Hierarchical Top-P Sparse Attention
🔗 Source: arXiv
Double-P: Hierarchical Top-P Sparse Attention for Long-Context LLMs
🚀 Technical Novelty
- Mechanism: A hierarchical two-stage top-p framework that performs coarse cluster-level attention mass estimation followed by adaptive token-level refinement, paired with GPU-optimized kernels to minimize selection overhead.
- Nuance: Replaces rigid fixed-budget (top-k) or single-stage top-p selection with dynamic, step-wise budget allocation that guarantees preserved attention mass while eliminating the linear selection overhead and constraint violations of prior methods.
💡 Yield
- Achieves near-zero accuracy drop on RULER and LongBench benchmarks up to 128K context lengths compared to full attention.

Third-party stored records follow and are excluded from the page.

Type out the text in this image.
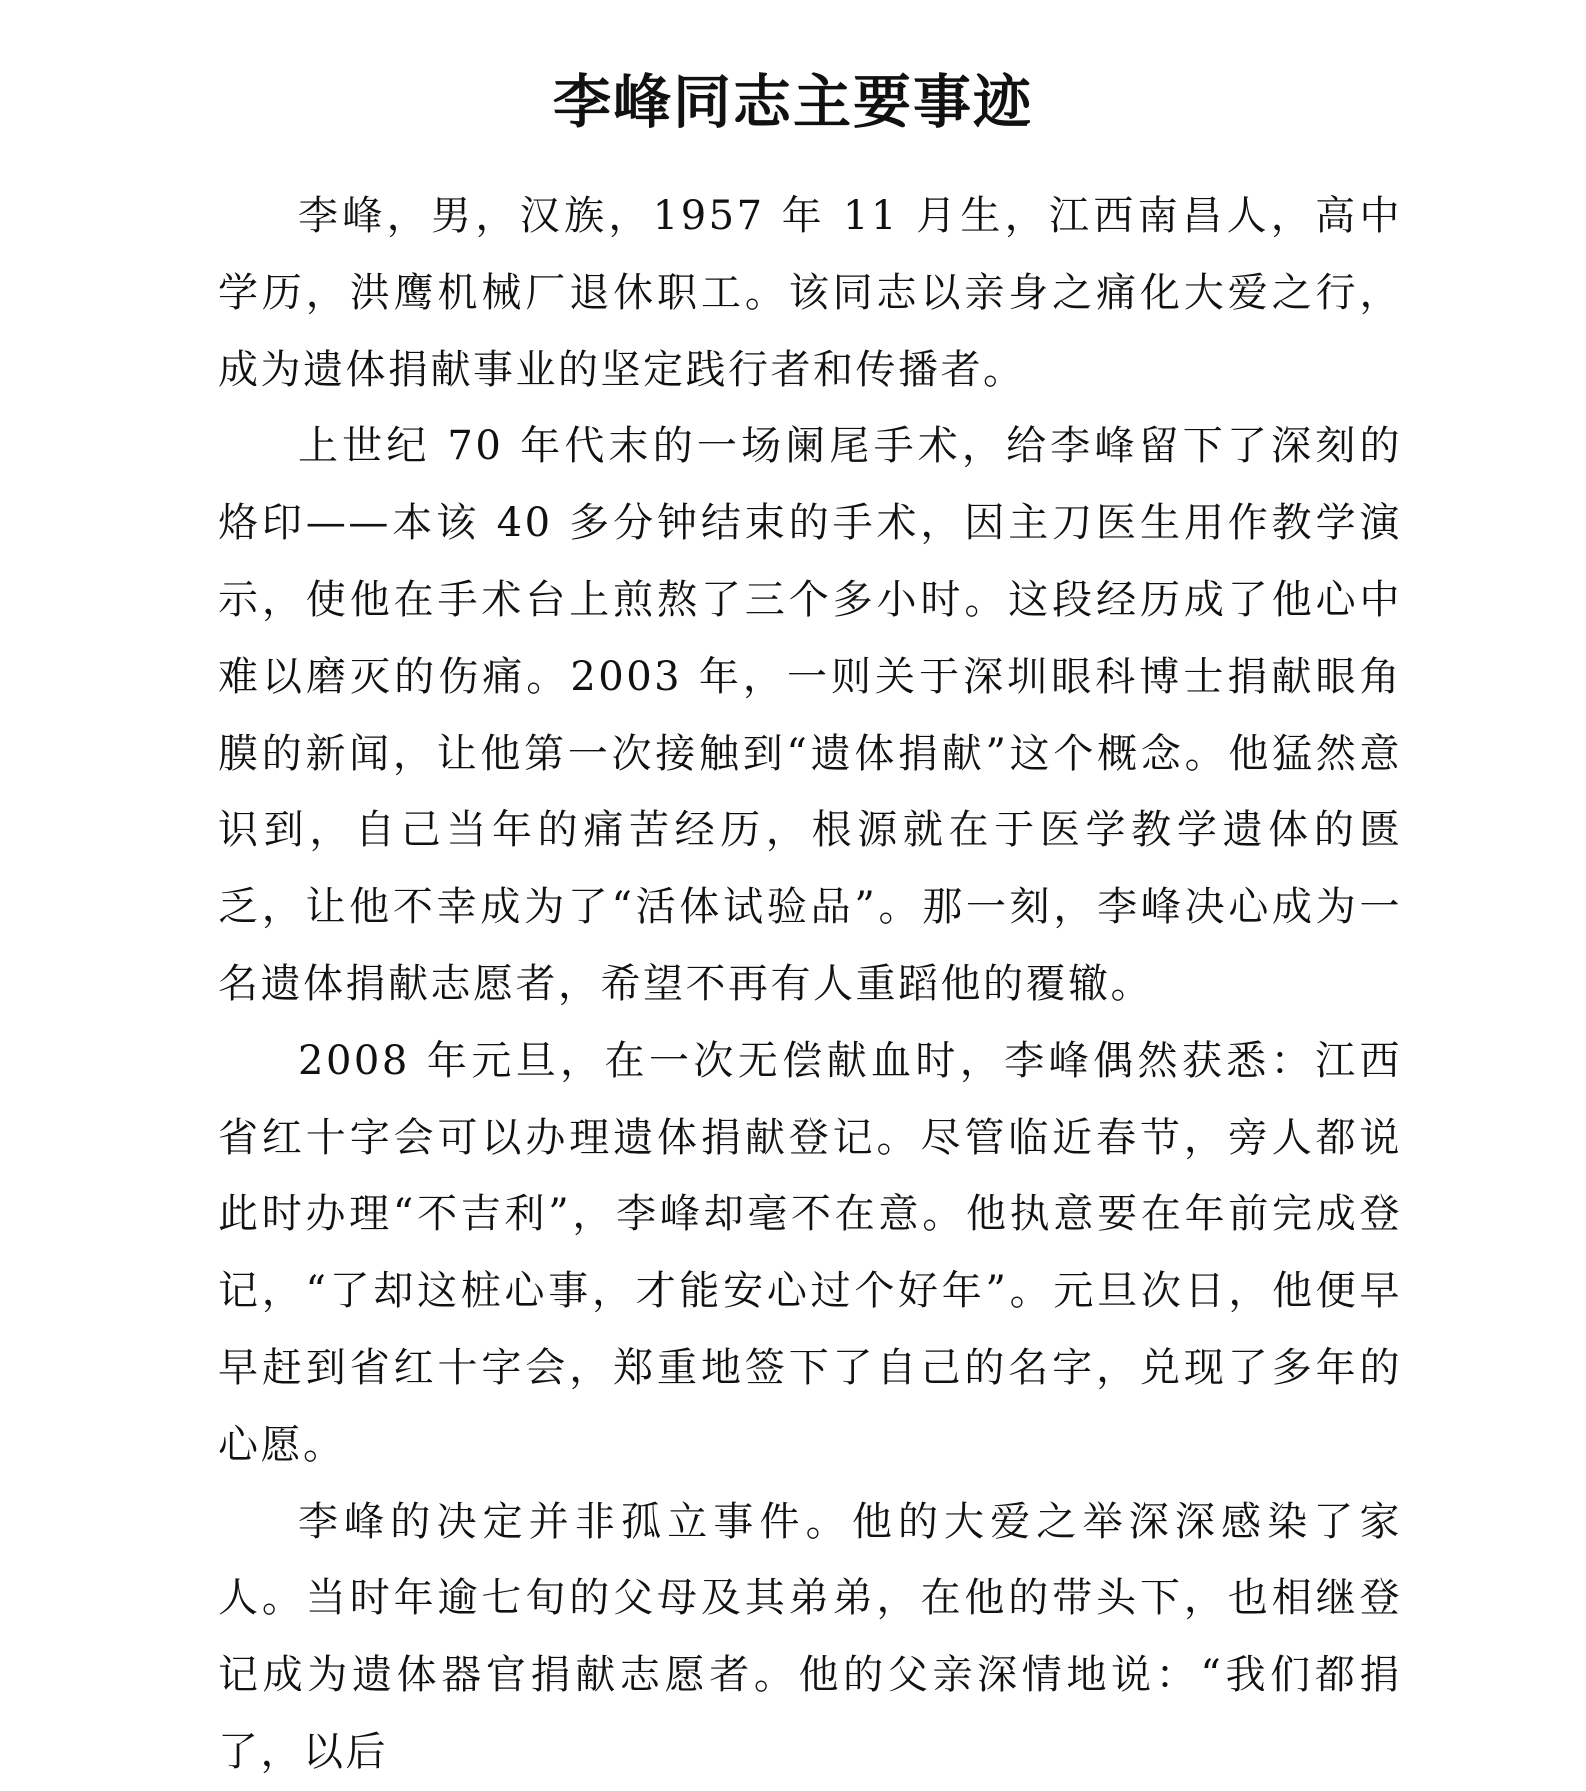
李峰同志主要事迹

李峰，男，汉族，1957 年 11 月生，江西南昌人，高中学历，洪鹰机械厂退休职工。该同志以亲身之痛化大爱之行，成为遗体捐献事业的坚定践行者和传播者。

上世纪 70 年代末的一场阑尾手术，给李峰留下了深刻的烙印——本该 40 多分钟结束的手术，因主刀医生用作教学演示，使他在手术台上煎熬了三个多小时。这段经历成了他心中难以磨灭的伤痛。2003 年，一则关于深圳眼科博士捐献眼角膜的新闻，让他第一次接触到“遗体捐献”这个概念。他猛然意识到，自己当年的痛苦经历，根源就在于医学教学遗体的匮乏，让他不幸成为了“活体试验品”。那一刻，李峰决心成为一名遗体捐献志愿者，希望不再有人重蹈他的覆辙。

2008 年元旦，在一次无偿献血时，李峰偶然获悉：江西省红十字会可以办理遗体捐献登记。尽管临近春节，旁人都说此时办理“不吉利”，李峰却毫不在意。他执意要在年前完成登记，“了却这桩心事，才能安心过个好年”。元旦次日，他便早早赶到省红十字会，郑重地签下了自己的名字，兑现了多年的心愿。

李峰的决定并非孤立事件。他的大爱之举深深感染了家人。当时年逾七旬的父母及其弟弟，在他的带头下，也相继登记成为遗体器官捐献志愿者。他的父亲深情地说：“我们都捐了，以后
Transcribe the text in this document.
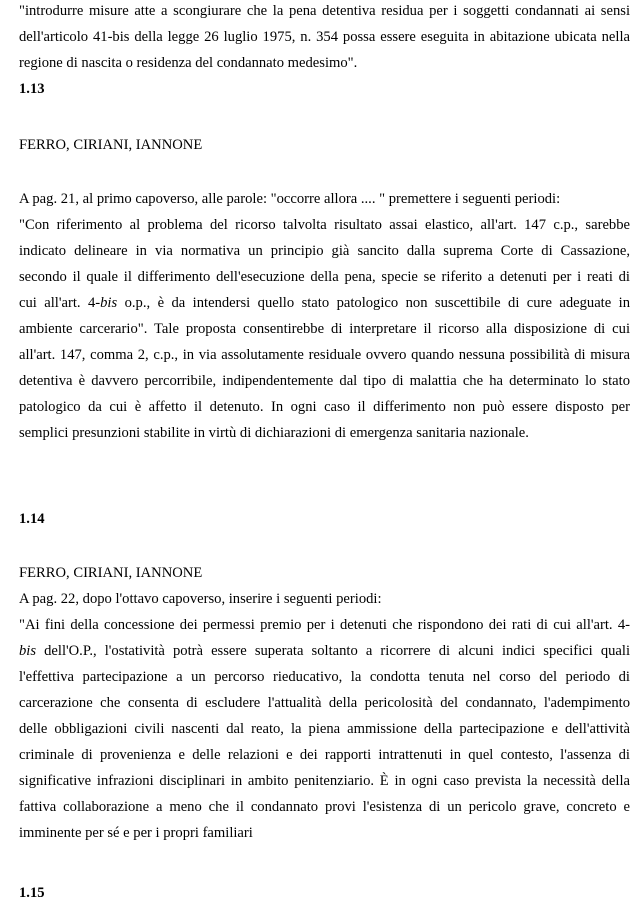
"introdurre misure atte a scongiurare che la pena detentiva residua per i soggetti condannati ai sensi
dell'articolo 41-bis della legge 26 luglio 1975, n. 354 possa essere eseguita in abitazione ubicata nella
regione di nascita o residenza del condannato medesimo".
1.13
FERRO, CIRIANI, IANNONE
A pag. 21, al primo capoverso, alle parole: "occorre allora .... " premettere i seguenti periodi:
"Con riferimento al problema del ricorso talvolta risultato assai elastico, all'art. 147 c.p., sarebbe
indicato delineare in via normativa un principio già sancito dalla suprema Corte di Cassazione,
secondo il quale il differimento dell'esecuzione della pena, specie se riferito a detenuti per i reati di
cui all'art. 4-bis o.p., è da intendersi quello stato patologico non suscettibile di cure adeguate in
ambiente carcerario". Tale proposta consentirebbe di interpretare il ricorso alla disposizione di cui
all'art. 147, comma 2, c.p., in via assolutamente residuale ovvero quando nessuna possibilità di misura
detentiva è davvero percorribile, indipendentemente dal tipo di malattia che ha determinato lo stato
patologico da cui è affetto il detenuto. In ogni caso il differimento non può essere disposto per
semplici presunzioni stabilite in virtù di dichiarazioni di emergenza sanitaria nazionale.
1.14
FERRO, CIRIANI, IANNONE
A pag. 22, dopo l'ottavo capoverso, inserire i seguenti periodi:
"Ai fini della concessione dei permessi premio per i detenuti che rispondono dei rati di cui all'art. 4-
bis dell'O.P., l'ostatività potrà essere superata soltanto a ricorrere di alcuni indici specifici quali
l'effettiva partecipazione a un percorso rieducativo, la condotta tenuta nel corso del periodo di
carcerazione che consenta di escludere l'attualità della pericolosità del condannato, l'adempimento
delle obbligazioni civili nascenti dal reato, la piena ammissione della partecipazione e dell'attività
criminale di provenienza e delle relazioni e dei rapporti intrattenuti in quel contesto, l'assenza di
significative infrazioni disciplinari in ambito penitenziario. È in ogni caso prevista la necessità della
fattiva collaborazione a meno che il condannato provi l'esistenza di un pericolo grave, concreto e
imminente per sé e per i propri familiari
1.15
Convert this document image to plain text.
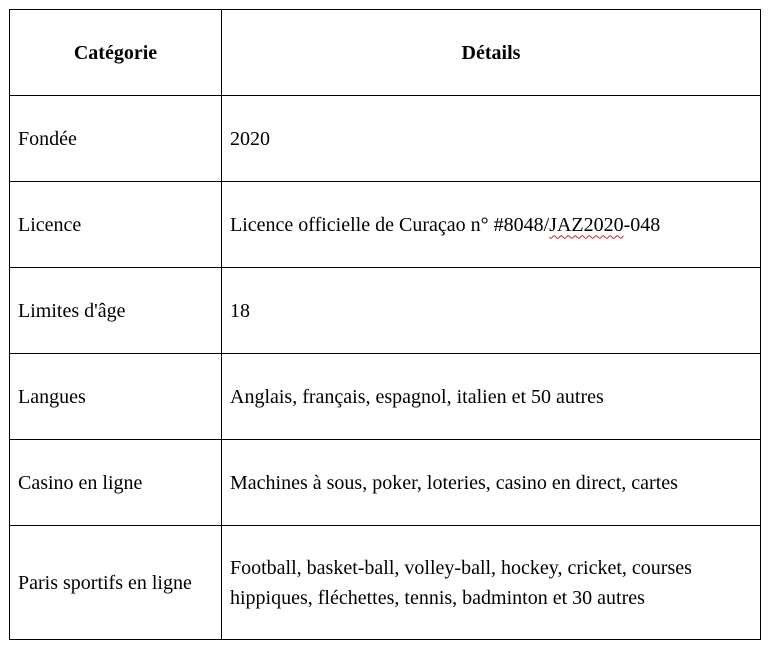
Catégorie	Détails
Fondée	2020
Licence	Licence officielle de Curaçao n° #8048/JAZ2020-048
Limites d'âge	18
Langues	Anglais, français, espagnol, italien et 50 autres
Casino en ligne	Machines à sous, poker, loteries, casino en direct, cartes
Paris sportifs en ligne	Football, basket-ball, volley-ball, hockey, cricket, courses hippiques, fléchettes, tennis, badminton et 30 autres
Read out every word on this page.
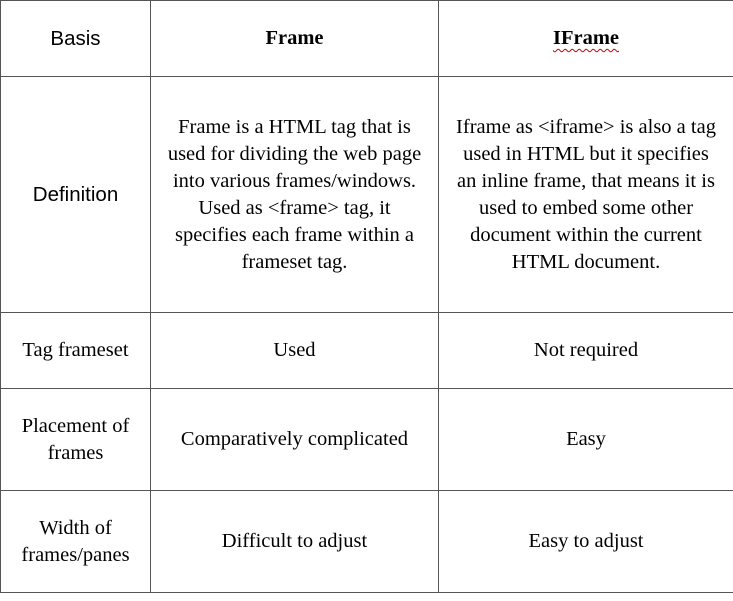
Basis	Frame	IFrame
Definition	Frame is a HTML tag that is used for dividing the web page into various frames/windows. Used as <frame> tag, it specifies each frame within a frameset tag.	Iframe as <iframe> is also a tag used in HTML but it specifies an inline frame, that means it is used to embed some other document within the current HTML document.
Tag frameset	Used	Not required
Placement of frames	Comparatively complicated	Easy
Width of frames/panes	Difficult to adjust	Easy to adjust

- Delivers up to 1.78× attention-level speedup and 1.26× end-to-end decoding speedup over state-of-the-art sparse baselines (Quest, RetroInfer).
- Eliminates target mass violation rates inherent in fixed-budget methods across heterogeneous heads and layers.
⚠️ Limitations
- Requires empirical tuning of hierarchical thresholds (p1, p2) to balance accuracy and latency per model/task.
- Evaluated primarily on LLaMA3.1-8B and Qwen3-8B; generalization to other architectures or training paradigms is not explicitly validated.